UG4 is a simulation environment designed to efficiently solve partial differential equations on unstructured grids, with a strong focus on high performance computing. It provides a great variety of numerical solvers. For computation of the system of equations (12), the domain of the cube was distributed to 6–3072 cores on Hazel Hen. A well-balanced distribution of the neuronal surface components (\(\varGamma \)) was ensured by the ParMetis library, which becomes especially important when calculating on the complex structure of neurons. The change of the membrane potential in time was investigated for 10 ms, with a 5–6 ms long stimulus of 900 \(\frac{\text {C}}{\text {mV } \text {ms } \mu \text {m}^2}\).

The system of PDEs was solved with a geometric multigrid (GMG) with a Gauss Seidel preconditioner. GMG convergence was strongly increased with an increasing number of pre- and post-smoothing steps (optimal = 80). An algebraic multigrid (AMG), with Gauss Seidel smoother, was chosen as base solver for the GMG. As base solver for the AMG SuperLU [8] was selected.

4 Results

As shown in Fig. 2 an action potential can be observed on the cube membrane (\(\varPhi _{in}\)). The extracellular signal (\(\varPhi _{out}\)) displays the same behavior as in neuron morphologies, but is much smaller (minimal amplitude in neuron: \(\approx \)-0.03 mV; minimal amplitude in cube: −4.8\(\cdot \) 10\(^{-5}\) mV). Thus it can be assumed that the morphology has an influence on the characteristics and size of the extracellular potential.

Fig. 2
figure 2

Intracellular and extracellular potential changes in time (left). Cross section of intracellular and extracellular potential after 1.14 ms (right)

It has been shown in the past, that the GMG implemented in UG4 shows good weak scalability [4] and as we want to calculate large realistic networks in the future, we tested the GMG-AMG hybrid for our coupled system of partial differential equations on the cube grid. Table 1 shows the time taken for certain solving steps in seconds. As this is a time dependent problem, the mean time of time step preparation, right hand side assembly and solving is given.
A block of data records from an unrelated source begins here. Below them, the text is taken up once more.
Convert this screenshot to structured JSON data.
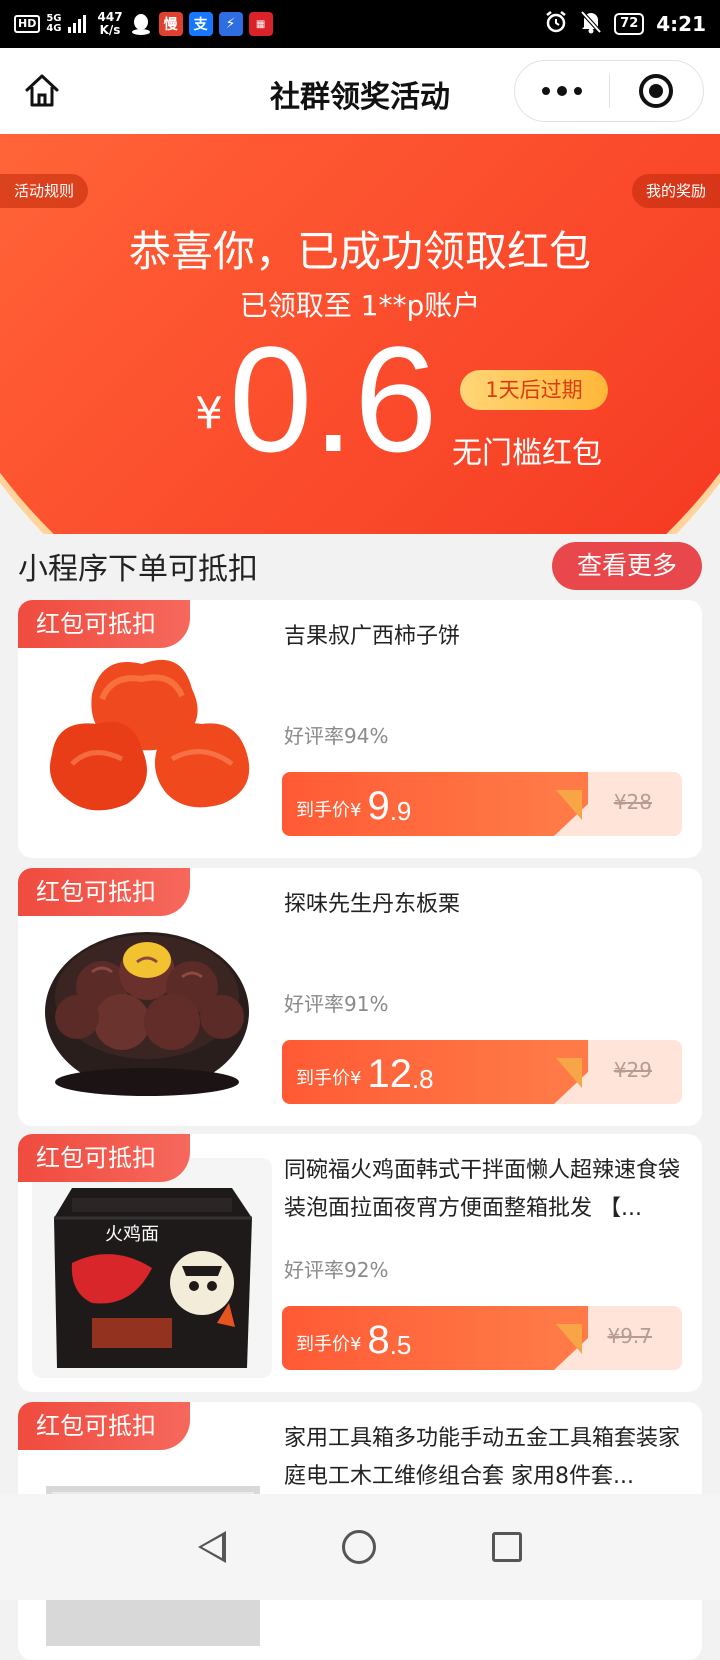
{
  "status_bar": {
    "hd": "HD",
    "network_top": "5G",
    "network_bottom": "4G",
    "speed_value": "447",
    "speed_unit": "K/s",
    "battery": "72",
    "time": "4:21"
  },
  "navbar": {
    "title": "社群领奖活动"
  },
  "banner": {
    "rules_label": "活动规则",
    "rewards_label": "我的奖励",
    "congrats": "恭喜你，已成功领取红包",
    "account_text": "已领取至 1**p账户",
    "currency": "¥",
    "amount": "0.6",
    "expire": "1天后过期",
    "type": "无门槛红包"
  },
  "section": {
    "title": "小程序下单可抵扣",
    "more_label": "查看更多"
  },
  "products": [
    {
      "badge": "红包可抵扣",
      "name": "吉果叔广西柿子饼",
      "rate": "好评率94%",
      "price_label": "到手价¥",
      "price_int": "9",
      "price_dec": ".9",
      "original_price": "¥28",
      "image": "persimmon-cake-image"
    },
    {
      "badge": "红包可抵扣",
      "name": "探味先生丹东板栗",
      "rate": "好评率91%",
      "price_label": "到手价¥",
      "price_int": "12",
      "price_dec": ".8",
      "original_price": "¥29",
      "image": "chestnut-image"
    },
    {
      "badge": "红包可抵扣",
      "name": "同碗福火鸡面韩式干拌面懒人超辣速食袋装泡面拉面夜宵方便面整箱批发 【...",
      "rate": "好评率92%",
      "price_label": "到手价¥",
      "price_int": "8",
      "price_dec": ".5",
      "original_price": "¥9.7",
      "image": "instant-noodles-image",
      "pack_text": "火鸡面"
    },
    {
      "badge": "红包可抵扣",
      "name": "家用工具箱多功能手动五金工具箱套装家庭电工木工维修组合套 家用8件套...",
      "image": "toolbox-image"
    }
  ]
}
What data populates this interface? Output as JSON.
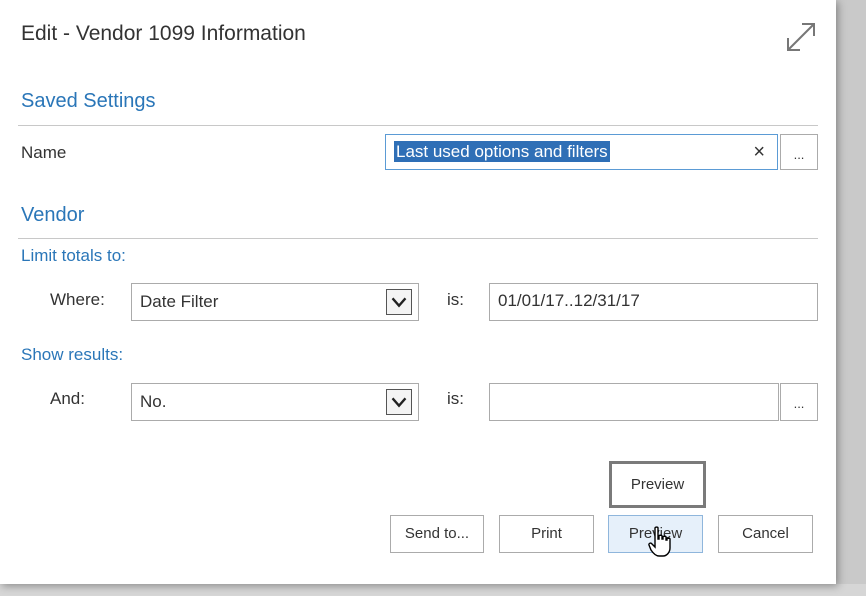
{
  "dialog": {
    "title": "Edit - Vendor 1099 Information"
  },
  "saved_settings": {
    "heading": "Saved Settings",
    "name_label": "Name",
    "name_value": "Last used options and filters",
    "clear_glyph": "×",
    "lookup_glyph": "..."
  },
  "vendor": {
    "heading": "Vendor",
    "limit_totals_label": "Limit totals to:",
    "where_label": "Where:",
    "where_field": "Date Filter",
    "is_label": "is:",
    "where_value": "01/01/17..12/31/17",
    "show_results_label": "Show results:",
    "and_label": "And:",
    "and_field": "No.",
    "and_is_label": "is:",
    "and_value": "",
    "lookup_glyph": "..."
  },
  "buttons": {
    "send_to": "Send to...",
    "print": "Print",
    "preview": "Preview",
    "cancel": "Cancel"
  },
  "tooltip": {
    "text": "Preview"
  },
  "colors": {
    "accent": "#2a76b8",
    "selection": "#2f6fb6"
  },
  "icons": {
    "expand": "expand-icon",
    "dropdown": "chevron-down-icon",
    "cursor": "hand-pointer-icon"
  }
}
Overall 500 time steps were performed. Domain loading, distribution and refinement and system assembly is only performed once.
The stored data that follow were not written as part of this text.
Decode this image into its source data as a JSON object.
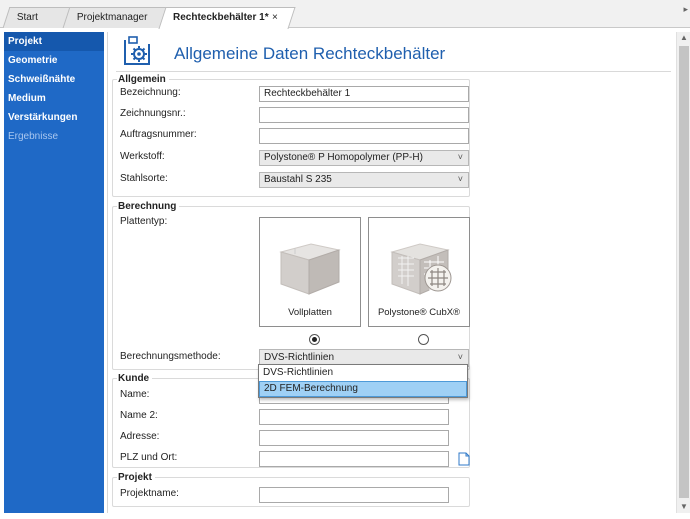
{
  "tabs": [
    {
      "label": "Start"
    },
    {
      "label": "Projektmanager"
    },
    {
      "label": "Rechteckbehälter 1*",
      "close": "×"
    }
  ],
  "tab_end_marker": "▸",
  "sidebar": {
    "items": [
      {
        "label": "Projekt"
      },
      {
        "label": "Geometrie"
      },
      {
        "label": "Schweißnähte"
      },
      {
        "label": "Medium"
      },
      {
        "label": "Verstärkungen"
      },
      {
        "label": "Ergebnisse"
      }
    ]
  },
  "header": {
    "title": "Allgemeine Daten Rechteckbehälter",
    "icon": "container-gear-icon"
  },
  "allgemein": {
    "legend": "Allgemein",
    "bezeichnung_label": "Bezeichnung:",
    "bezeichnung_value": "Rechteckbehälter 1",
    "zeichnungsnr_label": "Zeichnungsnr.:",
    "zeichnungsnr_value": "",
    "auftragsnummer_label": "Auftragsnummer:",
    "auftragsnummer_value": "",
    "werkstoff_label": "Werkstoff:",
    "werkstoff_value": "Polystone® P Homopolymer (PP-H)",
    "stahlsorte_label": "Stahlsorte:",
    "stahlsorte_value": "Baustahl S 235"
  },
  "berechnung": {
    "legend": "Berechnung",
    "plattentyp_label": "Plattentyp:",
    "option1": "Vollplatten",
    "option2": "Polystone® CubX®",
    "methode_label": "Berechnungsmethode:",
    "methode_value": "DVS-Richtlinien",
    "methode_options": [
      "DVS-Richtlinien",
      "2D FEM-Berechnung"
    ]
  },
  "kunde": {
    "legend": "Kunde",
    "name_label": "Name:",
    "name2_label": "Name 2:",
    "adresse_label": "Adresse:",
    "plz_label": "PLZ und Ort:"
  },
  "projekt": {
    "legend": "Projekt",
    "projektname_label": "Projektname:"
  },
  "chevron": "˅",
  "colors": {
    "sidebar": "#1f69c6",
    "title": "#1f5fae",
    "dropdown_highlight": "#9fd0f5"
  }
}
Table 1 Study of weak scalability

It can be assumed from Table 1 that solving and assembly, which are of major importance, are not yet scaling well.

For the given geometry the convergence rate of the AMG is \(\approx 0.15\), the convergence rate of the GMG is \(\approx 0.003 - 0.008\). AMG convergence becomes even worse for the more complex geometries of neuronal reconstructions and thus improving AMG convergence is necessary.

5 Discussion

This was the first investigation of weak scalability of the system of partial differential equations describing the electric properties of neurons in three space dimensions. Currently the solver setup is still optimized. The investigation of the given problem shows no weak scalability, which requires a closer investigation of the properties of the assembled matrix. Furthermore, AMG convergence has to be improved in order to compute digitally reconstructed neurons in three space dimensions.